Despite major advances in immunopharmacology for use in clinical organ transplantation, graft rejection and drug-induced side effects remain the major problems with currently available immunosuppressive modalities. Recent advances in hybridoma technology have produced relatively effective and reproducible biological immunosuppression with monoclonal antibodies; indeed, OKT3 and anti-T12 mAbs have been employed with considerable success as adjuncts to chemical suppression in treating rejection (I, 2). Nonetheless, the use of such antibodies broadly reactive to differentiation antigens on T lymphocytes does not solve the problems of side effects caused by general immunosuppression. An ideal therapeutic agent should target only lymphocytes that participate in rejection of foreign tissue without affecting physiological host immune surveillance and normal defense mechanisms. Theoretically, this goal could be achieved by “antigenic suicide,” or by using the appropriate antiidiotypic antibodies or mAbs against the antigen combining site of T cell receptors. However, because of the intense polymorphism of transplantation antigens and the vast genetic repertoire encoding for the T cell antigen receptor, success of such forms of specific immunosuppression, at least at this time, is highly improbable.

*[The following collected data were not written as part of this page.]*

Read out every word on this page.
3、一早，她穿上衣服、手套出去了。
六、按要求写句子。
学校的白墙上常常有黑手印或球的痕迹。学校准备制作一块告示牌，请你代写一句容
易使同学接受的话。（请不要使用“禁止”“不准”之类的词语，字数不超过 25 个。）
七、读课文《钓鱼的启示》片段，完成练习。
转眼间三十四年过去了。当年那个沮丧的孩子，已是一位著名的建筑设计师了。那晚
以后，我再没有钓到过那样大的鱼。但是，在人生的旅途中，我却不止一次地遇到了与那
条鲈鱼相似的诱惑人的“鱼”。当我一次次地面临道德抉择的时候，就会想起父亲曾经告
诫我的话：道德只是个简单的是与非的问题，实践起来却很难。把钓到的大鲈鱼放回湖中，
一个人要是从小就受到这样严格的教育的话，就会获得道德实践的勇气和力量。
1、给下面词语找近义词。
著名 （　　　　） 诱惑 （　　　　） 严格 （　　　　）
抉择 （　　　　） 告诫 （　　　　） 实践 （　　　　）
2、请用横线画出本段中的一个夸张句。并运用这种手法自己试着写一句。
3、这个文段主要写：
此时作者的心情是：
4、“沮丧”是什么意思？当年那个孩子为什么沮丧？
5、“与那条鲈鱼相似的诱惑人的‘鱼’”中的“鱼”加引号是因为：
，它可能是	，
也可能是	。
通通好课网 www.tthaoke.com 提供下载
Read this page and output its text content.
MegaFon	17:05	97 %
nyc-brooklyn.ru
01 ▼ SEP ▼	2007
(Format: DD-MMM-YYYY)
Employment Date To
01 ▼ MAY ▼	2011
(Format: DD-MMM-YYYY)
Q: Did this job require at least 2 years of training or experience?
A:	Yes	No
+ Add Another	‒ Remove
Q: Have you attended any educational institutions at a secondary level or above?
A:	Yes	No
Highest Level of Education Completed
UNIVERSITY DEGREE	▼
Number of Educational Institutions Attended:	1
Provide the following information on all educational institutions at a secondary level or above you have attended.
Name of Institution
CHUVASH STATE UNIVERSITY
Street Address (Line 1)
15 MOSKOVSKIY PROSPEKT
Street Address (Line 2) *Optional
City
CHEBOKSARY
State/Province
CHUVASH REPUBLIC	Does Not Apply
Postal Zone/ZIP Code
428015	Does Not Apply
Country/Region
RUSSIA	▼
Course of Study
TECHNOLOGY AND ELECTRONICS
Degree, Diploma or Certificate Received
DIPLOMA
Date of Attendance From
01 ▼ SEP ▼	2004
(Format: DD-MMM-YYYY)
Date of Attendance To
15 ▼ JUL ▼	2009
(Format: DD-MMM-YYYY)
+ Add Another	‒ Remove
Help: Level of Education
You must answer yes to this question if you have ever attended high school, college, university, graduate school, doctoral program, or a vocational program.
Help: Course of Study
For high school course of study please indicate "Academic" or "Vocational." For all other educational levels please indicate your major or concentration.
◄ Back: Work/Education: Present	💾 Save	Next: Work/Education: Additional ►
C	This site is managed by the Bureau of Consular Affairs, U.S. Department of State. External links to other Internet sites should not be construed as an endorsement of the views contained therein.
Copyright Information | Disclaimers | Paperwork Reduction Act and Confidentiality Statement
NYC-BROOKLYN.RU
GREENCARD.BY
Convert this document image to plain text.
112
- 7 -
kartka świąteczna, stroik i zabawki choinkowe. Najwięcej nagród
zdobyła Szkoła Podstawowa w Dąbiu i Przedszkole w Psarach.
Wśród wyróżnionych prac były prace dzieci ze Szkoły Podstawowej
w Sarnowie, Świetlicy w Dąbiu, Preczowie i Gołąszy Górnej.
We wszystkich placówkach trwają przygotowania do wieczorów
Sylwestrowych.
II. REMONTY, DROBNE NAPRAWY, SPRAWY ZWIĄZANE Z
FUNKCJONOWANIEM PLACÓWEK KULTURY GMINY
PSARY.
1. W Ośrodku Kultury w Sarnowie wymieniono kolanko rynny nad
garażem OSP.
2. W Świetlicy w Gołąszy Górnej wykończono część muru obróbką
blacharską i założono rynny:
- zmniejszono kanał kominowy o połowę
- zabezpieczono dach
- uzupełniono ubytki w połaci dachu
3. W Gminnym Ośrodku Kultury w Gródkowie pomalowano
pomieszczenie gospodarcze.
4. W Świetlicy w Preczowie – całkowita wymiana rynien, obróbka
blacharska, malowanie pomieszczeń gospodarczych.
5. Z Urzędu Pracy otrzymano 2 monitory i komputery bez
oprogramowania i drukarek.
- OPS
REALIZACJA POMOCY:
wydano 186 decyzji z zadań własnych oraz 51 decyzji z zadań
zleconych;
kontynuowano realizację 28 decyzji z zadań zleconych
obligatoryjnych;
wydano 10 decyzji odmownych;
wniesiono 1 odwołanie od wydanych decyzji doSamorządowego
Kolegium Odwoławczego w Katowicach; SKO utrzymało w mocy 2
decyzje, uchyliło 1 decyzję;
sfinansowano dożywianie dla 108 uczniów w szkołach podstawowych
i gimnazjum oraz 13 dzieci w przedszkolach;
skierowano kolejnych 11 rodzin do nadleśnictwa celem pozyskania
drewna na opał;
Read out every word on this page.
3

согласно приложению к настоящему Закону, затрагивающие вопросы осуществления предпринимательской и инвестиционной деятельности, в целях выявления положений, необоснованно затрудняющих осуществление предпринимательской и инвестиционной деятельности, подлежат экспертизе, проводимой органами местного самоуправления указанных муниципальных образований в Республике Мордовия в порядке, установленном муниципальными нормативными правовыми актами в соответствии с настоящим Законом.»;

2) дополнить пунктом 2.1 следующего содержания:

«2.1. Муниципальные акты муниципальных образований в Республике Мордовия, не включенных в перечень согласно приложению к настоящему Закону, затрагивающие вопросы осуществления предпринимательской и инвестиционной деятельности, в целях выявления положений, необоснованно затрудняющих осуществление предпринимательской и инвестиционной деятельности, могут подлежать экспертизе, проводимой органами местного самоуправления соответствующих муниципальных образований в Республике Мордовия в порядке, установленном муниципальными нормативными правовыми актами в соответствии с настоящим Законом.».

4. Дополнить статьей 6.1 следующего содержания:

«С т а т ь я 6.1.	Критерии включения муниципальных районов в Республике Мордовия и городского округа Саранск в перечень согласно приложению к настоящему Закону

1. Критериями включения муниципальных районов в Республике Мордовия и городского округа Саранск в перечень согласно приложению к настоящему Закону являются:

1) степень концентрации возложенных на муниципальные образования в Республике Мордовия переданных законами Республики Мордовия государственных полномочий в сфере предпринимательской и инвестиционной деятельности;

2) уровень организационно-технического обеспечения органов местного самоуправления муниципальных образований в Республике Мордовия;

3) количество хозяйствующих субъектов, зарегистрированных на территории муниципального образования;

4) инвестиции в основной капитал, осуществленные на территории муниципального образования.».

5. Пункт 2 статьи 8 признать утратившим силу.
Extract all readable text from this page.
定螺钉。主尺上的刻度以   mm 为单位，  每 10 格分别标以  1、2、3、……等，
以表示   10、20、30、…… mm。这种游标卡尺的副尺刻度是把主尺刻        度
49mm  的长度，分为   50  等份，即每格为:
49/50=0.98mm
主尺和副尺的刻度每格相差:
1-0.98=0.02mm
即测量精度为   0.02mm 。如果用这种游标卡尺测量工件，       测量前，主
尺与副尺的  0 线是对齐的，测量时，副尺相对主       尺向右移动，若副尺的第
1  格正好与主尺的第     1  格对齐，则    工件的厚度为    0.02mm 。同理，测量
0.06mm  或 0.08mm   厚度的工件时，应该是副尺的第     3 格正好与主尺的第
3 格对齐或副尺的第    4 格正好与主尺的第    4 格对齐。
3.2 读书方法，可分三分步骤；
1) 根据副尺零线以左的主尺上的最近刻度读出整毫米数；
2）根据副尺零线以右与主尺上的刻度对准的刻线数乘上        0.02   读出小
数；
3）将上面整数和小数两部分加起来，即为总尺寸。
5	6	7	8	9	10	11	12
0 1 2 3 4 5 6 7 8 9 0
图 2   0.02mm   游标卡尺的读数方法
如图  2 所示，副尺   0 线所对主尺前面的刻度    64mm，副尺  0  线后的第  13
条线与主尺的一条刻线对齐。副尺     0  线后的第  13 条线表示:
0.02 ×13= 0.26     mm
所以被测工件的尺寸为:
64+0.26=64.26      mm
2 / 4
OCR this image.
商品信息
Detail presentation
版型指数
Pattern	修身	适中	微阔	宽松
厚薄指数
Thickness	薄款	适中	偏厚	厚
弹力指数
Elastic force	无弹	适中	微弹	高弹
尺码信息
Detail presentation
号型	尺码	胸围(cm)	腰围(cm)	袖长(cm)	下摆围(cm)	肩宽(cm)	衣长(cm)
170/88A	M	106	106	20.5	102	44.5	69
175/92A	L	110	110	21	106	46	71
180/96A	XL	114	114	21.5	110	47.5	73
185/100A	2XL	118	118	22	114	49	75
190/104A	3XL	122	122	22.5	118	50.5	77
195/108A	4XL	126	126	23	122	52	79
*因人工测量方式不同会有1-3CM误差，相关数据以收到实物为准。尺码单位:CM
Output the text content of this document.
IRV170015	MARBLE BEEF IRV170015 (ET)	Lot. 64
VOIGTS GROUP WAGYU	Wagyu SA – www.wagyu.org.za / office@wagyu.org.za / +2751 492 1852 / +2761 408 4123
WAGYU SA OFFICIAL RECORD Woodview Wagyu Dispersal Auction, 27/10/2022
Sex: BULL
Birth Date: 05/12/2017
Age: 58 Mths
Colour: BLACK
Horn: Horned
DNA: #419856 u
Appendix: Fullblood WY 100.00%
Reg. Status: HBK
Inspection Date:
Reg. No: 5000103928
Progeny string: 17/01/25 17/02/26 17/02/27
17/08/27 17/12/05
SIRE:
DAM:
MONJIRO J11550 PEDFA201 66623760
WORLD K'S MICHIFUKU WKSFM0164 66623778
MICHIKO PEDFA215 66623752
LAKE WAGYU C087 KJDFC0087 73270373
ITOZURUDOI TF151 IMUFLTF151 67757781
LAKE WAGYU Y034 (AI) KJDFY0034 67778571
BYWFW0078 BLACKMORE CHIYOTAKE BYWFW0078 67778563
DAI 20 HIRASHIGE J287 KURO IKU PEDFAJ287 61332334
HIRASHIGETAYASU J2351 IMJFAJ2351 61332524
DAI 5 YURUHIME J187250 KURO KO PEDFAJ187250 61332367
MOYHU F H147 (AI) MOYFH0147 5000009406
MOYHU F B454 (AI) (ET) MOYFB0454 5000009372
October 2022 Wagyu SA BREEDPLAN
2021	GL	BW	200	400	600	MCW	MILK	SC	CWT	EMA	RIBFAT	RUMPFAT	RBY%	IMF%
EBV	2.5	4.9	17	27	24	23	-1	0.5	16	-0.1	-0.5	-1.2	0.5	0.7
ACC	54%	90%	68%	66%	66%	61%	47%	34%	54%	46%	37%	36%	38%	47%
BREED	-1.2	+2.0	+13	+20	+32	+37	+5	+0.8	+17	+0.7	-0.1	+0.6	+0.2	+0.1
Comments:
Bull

Interleukin 2–The Target for Immunosuppressive Therapy Interleukin 2, a sialoglycoprotein growth and differentiation factor secreted by antigen/mitogen-activated CD4" cells, plays a critical role in the proliferative expansion of T lymphocytes (3, 4). IL-2 exerts its growth-promoting activity in an autocrine and paracrine fashion via interaction with IL-2 receptors (IL2R),* stereospecific cell membrane glycoprotein molecules expressed transiently by all activated but not resting CD4" and CD8" T lymphocytes, respectively (5–7); certain activated B cells (8) and macrophages (9) may also express IL-2R on their surface.